Why This Planet's Newly Discovered Ring System Has Scientists Scratching Their Heads

A discovery in the outer reaches of the solar system has given some of the world's top astronomers more questions than it has answers. It's related to the rings of Quaoar, a small body around half the size of Pluto and about 6 billion kilometers away from Earth. An international team of scientists made the discovery using something called HiPERCAM, a highly sensitive camera designed at the University of Sheffield in the United Kingdom. This was then mounted to the world's largest optical telescope. The camera allowed scientists to study Quaoar's rings, which are "too small and faint" to view directly. Instead, they were spotted during a minute-long occultation — which was when Quaoar blocked the light from a distant star. Two "dips in light" were observed before and after the occultation, which scientists believe is caused by Quaoar's rings.

Like Pluto, Quaoar isn't a full-fledged planet; it is what is known as a dwarf planet, which the International Astronomical Union decided was a planet that is in orbit around the sun, maintains a round shape, and had cleared its orbit of debris. Pluto, which was the solar system's ninth proper planet until the definition was updated in 2006, only meets two of the three criteria. Quaoar was discovered in 2002 but never made it onto the list of full-sized planets within the solar system. Despite this, it does have a bit in common with a few of the solar system's planets. Like Neptune, Saturn, and Jupiter, Quaoar has rings — and, according to a recent study published in Nature, Quaoar's rings are particularly interesting.

Quaoar is changing the way we think about ring systems

It's not the rarity of ring systems in general that is surprising scientists, nor is it the fact Quaoar has a ring despite its tiny size. What has scientists scratching their heads is the fact that Quaoar's ring system exists twice as far out as they previously thought possible. It's a total of seven "planetary radii" across. The previous maximum width, which scientists refer to as the Roche limit, is around three and a half planetary radii. Before the discovery of Quaoar's rings, it was believed that tidal forces from the primary body would exceed the gravitational force holding the secondary body (the rings in this case) together. The rings would then disintegrate.

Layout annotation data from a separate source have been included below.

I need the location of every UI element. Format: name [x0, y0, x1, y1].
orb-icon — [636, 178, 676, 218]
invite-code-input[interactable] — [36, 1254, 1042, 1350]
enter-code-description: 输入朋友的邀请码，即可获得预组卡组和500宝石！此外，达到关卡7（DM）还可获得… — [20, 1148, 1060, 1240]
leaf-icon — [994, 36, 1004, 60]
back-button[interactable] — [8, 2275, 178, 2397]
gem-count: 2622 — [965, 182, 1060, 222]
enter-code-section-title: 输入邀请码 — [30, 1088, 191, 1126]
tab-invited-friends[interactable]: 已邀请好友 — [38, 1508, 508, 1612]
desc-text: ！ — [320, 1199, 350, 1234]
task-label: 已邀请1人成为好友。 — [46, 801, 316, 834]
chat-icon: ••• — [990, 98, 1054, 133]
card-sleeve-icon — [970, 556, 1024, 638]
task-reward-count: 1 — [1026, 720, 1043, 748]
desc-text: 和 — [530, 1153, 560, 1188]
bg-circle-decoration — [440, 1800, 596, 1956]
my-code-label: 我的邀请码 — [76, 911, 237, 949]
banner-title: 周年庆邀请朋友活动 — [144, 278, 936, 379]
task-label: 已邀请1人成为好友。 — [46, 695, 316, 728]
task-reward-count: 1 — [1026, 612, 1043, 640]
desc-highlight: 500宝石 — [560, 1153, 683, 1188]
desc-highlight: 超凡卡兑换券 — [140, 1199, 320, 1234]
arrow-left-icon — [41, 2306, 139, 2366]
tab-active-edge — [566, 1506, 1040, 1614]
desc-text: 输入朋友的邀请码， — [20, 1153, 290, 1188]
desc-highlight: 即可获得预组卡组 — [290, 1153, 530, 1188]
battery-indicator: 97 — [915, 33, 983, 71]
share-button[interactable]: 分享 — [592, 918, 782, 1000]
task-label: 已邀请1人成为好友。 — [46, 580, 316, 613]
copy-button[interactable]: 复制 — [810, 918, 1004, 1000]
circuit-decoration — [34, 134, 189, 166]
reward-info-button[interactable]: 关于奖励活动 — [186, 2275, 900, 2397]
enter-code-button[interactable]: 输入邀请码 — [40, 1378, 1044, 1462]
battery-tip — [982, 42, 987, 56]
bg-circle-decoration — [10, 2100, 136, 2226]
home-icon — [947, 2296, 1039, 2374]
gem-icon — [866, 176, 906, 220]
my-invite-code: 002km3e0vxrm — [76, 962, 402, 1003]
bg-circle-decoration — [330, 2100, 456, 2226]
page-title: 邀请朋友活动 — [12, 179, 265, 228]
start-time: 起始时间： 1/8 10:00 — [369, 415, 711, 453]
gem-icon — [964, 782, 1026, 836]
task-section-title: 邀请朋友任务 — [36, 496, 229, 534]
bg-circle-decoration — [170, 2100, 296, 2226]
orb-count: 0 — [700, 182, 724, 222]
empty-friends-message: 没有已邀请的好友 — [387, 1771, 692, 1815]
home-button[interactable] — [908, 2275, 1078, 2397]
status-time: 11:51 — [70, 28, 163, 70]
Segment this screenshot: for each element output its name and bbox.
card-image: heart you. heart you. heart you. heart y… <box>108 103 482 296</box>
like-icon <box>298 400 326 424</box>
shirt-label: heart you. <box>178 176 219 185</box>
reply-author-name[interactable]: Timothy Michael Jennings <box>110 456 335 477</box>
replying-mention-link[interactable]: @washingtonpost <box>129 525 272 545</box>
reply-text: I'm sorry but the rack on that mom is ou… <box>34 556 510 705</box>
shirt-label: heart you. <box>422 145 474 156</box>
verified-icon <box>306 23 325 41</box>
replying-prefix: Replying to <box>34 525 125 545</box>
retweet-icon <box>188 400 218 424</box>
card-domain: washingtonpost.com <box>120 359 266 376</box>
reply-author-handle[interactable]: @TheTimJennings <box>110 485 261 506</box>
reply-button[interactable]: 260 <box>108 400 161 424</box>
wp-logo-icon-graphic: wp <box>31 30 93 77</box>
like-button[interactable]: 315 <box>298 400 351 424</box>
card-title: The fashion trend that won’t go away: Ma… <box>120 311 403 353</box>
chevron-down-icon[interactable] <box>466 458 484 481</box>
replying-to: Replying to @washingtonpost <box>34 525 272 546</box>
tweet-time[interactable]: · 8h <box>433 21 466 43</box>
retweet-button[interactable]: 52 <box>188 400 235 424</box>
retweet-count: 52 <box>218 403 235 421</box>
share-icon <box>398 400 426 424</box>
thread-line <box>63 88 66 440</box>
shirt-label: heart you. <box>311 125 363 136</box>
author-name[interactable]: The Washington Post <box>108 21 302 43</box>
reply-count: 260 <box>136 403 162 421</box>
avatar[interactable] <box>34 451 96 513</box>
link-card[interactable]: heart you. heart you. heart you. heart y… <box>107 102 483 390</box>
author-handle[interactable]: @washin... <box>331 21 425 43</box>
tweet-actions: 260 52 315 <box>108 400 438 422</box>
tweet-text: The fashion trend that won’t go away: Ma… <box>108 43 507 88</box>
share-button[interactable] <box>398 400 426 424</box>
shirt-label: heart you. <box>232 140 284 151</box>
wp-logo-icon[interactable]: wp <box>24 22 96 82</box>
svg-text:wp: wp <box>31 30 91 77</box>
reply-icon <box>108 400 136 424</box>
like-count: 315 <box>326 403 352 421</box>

Sheffield University's Professor Vik Dhillon, who co-authored the study, discussed what the findings might mean. He says: "It was unexpected to discover this new ring system in our Solar System, and it was doubly unexpected to find the rings so far out from Quaoar, challenging our previous notions of how such rings form. Everyone learns about Saturn's magnificent rings when they're a child, so hopefully this new finding will provide further insight into how they came to be," (via Eurekalert). 

We've known about planetary rings for centuries. Galileo spotted Saturn's rings with a telescope way back in 1610. But while we're aware of their existence, we're still a long way off from understanding them. Astronomers are discovering new things and developing new theories all the time, including one that could explain why Jupiter's rings aren't anywhere near as noticeable as its neighbors.